Royal Garden Chinese Restaurant will close its doors after service Oct. 31, ending 33 years of serving dim sum and Hong Kong-style dishes at the Ala Moana Hotel.
Owned and operated by brothers Calvin, Johnny and King Man Wong, the restaurant is popular for its Hong Kong-style cuisine — classic dim sum served from rolling carts at lunchtime; the best-selling lobster, Royal Garden style; stuffed top shell; crisp, succulent shrimp with honey-glazed walnuts; and order-ahead specialties of the house like rock-salt chicken.
Royal Garden opened in 1984, the second restaurant owned by the brothers.
Before they became restaurateurs, Calvin owned a muumuu shop at the former Hotel Miramar in Waikiki. Johnny worked at the high-end Mandarin Palace restaurant in the hotel, Calvin said.
The Mandarin’s owner also owned many first-class restaurants in Hong Kong, and brought his top chef to Hawaii to run the kitchen.
Johnny was trained by that exacting Hong Kong chef, and after four or five years, Calvin suggested to Johnny, “How about we open our own restaurant?”
ROYAL GARDEN CHINESE RESTAURANTAla Moana Hotel, 410 Atkinson Drive, third floor
>> Lunch: 11 a.m. to 2 p.m. weekdays and 10 a.m. to 2 p.m. weekends
>> Dinner: 5:30 to 10 p.m. nightly
>> Call: 942-7788
>> Info: 808ne.ws/RoyalGardenAMH
Their Capital Chinese restaurant opened in 1979 or 1980, Calvin said, in the former Jade Garden restaurant site on Keeaumoku Street. They later moved across the street.
Their restaurant quickly became popular with locals, from regular folks to well-heeled Chinese families and businessmen of all sorts, Calvin said.
One of those businessmen, the general manager of the Ala Moana Hotel, invited Calvin to open a restaurant on the hotel’s third floor. The space had been vacated by the Plantation Cafe when it moved to the ground floor.
“I want a good deal,” Calvin told him. “I got everything free, the furniture, everything … and he gave me a good lease.”
The sprawling, 7,000-square-foot restaurant can seat 350 guests, with five private rooms that can accommodate 10 to 50.
A who’s who of Hawaii’s Chinese community leaders frequented the restaurant, often more than once a month, and now their grown children bring their own families, which also is true of families who are not in the news. Calvin considers all of them “Royalty Customers.”
International business leaders also have frequented Royal Garden, even treating hundreds of staff members to feasts there. In one case the global president of a world-famous company wanted to stay on the down-low while picking up a takeout order. He used the restaurant kitchen’s delivery elevator.
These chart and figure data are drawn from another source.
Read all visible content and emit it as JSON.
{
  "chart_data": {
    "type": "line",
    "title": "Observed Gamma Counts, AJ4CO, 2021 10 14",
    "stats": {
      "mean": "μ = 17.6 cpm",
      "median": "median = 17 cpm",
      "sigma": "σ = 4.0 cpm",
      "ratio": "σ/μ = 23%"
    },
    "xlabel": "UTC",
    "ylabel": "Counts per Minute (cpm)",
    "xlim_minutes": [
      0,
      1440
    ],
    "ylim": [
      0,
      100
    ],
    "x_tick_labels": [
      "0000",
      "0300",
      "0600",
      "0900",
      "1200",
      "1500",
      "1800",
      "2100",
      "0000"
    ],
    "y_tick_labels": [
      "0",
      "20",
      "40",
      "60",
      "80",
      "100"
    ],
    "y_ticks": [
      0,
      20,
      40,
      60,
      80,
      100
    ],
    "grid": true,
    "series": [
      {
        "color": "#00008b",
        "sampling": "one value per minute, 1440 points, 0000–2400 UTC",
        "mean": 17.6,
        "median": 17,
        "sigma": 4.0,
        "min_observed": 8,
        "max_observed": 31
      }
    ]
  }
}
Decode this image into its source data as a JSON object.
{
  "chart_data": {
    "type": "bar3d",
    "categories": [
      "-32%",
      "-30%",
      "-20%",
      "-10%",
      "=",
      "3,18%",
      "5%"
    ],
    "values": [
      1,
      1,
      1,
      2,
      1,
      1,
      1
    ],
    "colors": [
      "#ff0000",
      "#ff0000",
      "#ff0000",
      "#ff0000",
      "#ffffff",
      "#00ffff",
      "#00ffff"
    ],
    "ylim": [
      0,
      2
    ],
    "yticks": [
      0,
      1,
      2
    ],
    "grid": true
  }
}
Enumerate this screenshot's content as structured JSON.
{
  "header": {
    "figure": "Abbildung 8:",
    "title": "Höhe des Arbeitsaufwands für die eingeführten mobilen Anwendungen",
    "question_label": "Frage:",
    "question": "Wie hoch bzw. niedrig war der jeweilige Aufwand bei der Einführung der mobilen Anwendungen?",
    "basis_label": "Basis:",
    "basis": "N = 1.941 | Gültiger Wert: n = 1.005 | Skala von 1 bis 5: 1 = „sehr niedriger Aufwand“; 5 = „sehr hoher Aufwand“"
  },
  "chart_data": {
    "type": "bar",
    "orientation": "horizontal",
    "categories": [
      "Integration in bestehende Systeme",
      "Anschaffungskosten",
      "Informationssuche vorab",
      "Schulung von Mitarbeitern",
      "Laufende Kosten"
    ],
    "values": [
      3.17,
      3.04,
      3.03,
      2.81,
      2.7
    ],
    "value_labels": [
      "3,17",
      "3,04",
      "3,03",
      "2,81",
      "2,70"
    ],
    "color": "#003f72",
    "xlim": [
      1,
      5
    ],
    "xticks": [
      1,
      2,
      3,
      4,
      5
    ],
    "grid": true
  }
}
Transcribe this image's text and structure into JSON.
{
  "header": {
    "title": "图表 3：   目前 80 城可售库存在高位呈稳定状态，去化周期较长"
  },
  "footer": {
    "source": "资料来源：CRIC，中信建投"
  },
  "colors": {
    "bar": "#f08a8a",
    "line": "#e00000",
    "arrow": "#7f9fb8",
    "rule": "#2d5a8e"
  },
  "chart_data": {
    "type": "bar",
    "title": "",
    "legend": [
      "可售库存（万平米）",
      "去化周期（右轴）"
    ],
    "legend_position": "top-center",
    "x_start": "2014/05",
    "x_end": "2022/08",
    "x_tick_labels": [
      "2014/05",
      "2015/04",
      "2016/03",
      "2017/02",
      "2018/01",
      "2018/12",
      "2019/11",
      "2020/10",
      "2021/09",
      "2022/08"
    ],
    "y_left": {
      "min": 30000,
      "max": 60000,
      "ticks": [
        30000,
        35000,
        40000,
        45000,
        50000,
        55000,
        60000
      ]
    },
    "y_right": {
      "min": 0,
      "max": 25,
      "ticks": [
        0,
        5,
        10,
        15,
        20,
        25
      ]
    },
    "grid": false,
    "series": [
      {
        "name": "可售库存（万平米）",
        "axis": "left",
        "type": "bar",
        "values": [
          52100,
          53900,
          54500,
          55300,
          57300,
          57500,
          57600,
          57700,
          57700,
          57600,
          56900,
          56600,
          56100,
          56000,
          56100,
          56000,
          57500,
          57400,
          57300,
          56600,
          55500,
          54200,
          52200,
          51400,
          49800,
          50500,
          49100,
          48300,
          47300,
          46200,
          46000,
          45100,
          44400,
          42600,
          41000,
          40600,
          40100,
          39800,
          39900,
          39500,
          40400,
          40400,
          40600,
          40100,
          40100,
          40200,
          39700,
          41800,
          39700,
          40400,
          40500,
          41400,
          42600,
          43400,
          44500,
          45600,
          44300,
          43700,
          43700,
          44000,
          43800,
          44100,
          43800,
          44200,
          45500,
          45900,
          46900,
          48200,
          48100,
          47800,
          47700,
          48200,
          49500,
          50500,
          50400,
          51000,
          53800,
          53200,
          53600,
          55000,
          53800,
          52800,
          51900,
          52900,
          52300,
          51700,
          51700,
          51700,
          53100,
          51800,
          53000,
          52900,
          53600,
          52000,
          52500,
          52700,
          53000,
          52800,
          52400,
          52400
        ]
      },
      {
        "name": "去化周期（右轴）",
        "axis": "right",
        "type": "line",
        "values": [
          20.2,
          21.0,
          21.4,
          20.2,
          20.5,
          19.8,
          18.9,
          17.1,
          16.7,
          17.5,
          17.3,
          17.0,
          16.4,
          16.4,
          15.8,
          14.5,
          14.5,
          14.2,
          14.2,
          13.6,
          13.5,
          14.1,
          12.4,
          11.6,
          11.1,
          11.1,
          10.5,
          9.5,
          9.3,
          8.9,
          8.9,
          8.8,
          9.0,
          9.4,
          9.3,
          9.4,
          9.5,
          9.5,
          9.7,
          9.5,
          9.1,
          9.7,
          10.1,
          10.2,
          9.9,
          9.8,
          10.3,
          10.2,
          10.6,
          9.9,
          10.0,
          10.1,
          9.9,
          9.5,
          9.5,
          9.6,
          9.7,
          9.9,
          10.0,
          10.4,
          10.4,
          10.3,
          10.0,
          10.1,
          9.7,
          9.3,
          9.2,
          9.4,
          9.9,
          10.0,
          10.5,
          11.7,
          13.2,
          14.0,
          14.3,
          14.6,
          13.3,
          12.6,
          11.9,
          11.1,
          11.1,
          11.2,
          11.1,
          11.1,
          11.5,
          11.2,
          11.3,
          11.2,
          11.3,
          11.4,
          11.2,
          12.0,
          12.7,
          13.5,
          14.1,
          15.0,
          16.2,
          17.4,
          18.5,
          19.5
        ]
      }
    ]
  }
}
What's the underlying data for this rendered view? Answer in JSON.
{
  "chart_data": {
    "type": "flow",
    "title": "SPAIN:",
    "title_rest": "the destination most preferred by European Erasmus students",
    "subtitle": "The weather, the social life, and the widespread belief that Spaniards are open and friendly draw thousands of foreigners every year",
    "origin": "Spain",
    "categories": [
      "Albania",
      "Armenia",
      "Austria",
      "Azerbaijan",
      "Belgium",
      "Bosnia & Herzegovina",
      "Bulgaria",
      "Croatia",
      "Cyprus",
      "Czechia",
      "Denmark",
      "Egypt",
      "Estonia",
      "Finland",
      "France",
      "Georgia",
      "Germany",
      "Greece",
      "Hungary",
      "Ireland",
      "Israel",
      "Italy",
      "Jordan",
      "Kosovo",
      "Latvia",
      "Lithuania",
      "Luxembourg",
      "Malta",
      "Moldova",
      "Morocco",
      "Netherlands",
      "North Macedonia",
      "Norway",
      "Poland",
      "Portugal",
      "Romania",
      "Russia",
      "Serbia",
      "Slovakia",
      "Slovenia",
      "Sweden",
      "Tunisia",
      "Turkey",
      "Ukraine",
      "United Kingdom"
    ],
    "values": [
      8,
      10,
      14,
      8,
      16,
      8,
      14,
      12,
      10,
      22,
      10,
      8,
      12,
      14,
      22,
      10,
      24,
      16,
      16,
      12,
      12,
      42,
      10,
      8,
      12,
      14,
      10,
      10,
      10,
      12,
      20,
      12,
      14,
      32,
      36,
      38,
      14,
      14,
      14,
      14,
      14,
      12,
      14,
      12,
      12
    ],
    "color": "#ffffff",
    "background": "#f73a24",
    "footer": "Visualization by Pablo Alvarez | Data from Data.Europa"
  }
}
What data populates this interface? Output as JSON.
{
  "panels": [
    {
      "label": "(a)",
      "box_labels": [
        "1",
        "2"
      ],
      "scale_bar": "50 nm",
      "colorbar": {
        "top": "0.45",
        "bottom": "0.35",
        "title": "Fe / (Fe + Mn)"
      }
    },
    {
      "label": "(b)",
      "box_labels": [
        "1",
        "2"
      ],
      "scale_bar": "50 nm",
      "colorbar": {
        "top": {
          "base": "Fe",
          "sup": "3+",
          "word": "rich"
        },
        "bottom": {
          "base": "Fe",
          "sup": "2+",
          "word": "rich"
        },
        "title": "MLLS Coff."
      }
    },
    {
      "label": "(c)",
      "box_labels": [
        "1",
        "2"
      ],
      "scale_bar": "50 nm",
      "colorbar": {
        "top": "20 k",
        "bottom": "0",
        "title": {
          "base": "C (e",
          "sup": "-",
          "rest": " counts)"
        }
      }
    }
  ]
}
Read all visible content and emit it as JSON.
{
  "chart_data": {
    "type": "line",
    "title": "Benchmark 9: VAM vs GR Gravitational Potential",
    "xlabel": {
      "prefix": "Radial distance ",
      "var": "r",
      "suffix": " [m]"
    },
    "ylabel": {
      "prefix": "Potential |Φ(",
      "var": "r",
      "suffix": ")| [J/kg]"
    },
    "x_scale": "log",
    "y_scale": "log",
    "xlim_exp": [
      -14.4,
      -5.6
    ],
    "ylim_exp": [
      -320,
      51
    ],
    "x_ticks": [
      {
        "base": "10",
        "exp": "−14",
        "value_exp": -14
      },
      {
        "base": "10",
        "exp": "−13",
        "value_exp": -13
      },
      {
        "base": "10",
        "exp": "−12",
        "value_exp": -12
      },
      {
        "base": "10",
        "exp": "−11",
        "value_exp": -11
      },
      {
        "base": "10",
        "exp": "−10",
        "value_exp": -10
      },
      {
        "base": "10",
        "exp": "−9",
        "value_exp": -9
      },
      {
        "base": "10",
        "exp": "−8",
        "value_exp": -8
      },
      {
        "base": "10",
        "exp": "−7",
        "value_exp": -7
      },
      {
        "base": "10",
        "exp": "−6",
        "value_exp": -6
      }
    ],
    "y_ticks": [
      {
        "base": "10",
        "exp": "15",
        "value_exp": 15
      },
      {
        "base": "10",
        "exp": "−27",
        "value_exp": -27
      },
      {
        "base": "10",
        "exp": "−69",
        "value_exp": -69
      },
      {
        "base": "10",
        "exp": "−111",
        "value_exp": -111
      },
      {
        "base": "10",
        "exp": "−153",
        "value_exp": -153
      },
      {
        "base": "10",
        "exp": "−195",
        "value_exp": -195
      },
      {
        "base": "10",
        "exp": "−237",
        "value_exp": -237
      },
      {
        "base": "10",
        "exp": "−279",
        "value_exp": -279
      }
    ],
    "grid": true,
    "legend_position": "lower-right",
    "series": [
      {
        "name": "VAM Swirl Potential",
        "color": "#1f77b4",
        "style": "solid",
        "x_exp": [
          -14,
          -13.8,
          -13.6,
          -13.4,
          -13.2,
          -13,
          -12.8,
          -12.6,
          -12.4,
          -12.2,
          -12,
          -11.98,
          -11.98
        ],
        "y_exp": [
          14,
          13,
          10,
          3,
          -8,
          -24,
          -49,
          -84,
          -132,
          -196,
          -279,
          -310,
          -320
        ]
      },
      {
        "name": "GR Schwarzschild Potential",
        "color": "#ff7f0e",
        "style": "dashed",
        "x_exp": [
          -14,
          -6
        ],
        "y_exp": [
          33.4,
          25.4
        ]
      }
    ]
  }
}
Chef Johnny Wong retired last year and moved to California to be with his adult children, but the kitchen staff maintains the standards he established, as brother King Man is now the chef.
Regulars tell Calvin the food at other Chinese restaurants tastes different, so they come back to Royal Garden.
“The way we cook, no other restaurant in town can copy,” Calvin said.
Royal Garden will not be succeeded by another restaurant, said Craig Smith, area general manager for Hawaii Mantra Group. Its parent company, Australia- based Mantra Group, is one of that country’s largest hotel operators and acquired management and partial ownership of the Ala Moana Hotel last year.
The swimming pool and gym are on the third floor, and the hotel plans to build on “the wellness and well-being part of the property,” Smith said.
“We’ve been unbelievably thankful for the long run of Calvin and his wife and business partner,” Smith said. “We are right behind Calvin up until the day he closes … and we look forward to give him the support for what he’s brought to the property for such a long period of time.”
Wong, 69, wants to keep the Royal Garden name going. He hopes someone will buy the name and recipes to keep the beloved dishes coming out of a kitchen somewhere.
In the meantime Royal Garden’s beloved moon cakes, prepared for the upcoming Moon Festival, are already flying out the door. They are sold in boxes of eight small and four regular starting at $20.95. Call the restaurant to reserve moon cakes, or just walk in during lunch or dinner service.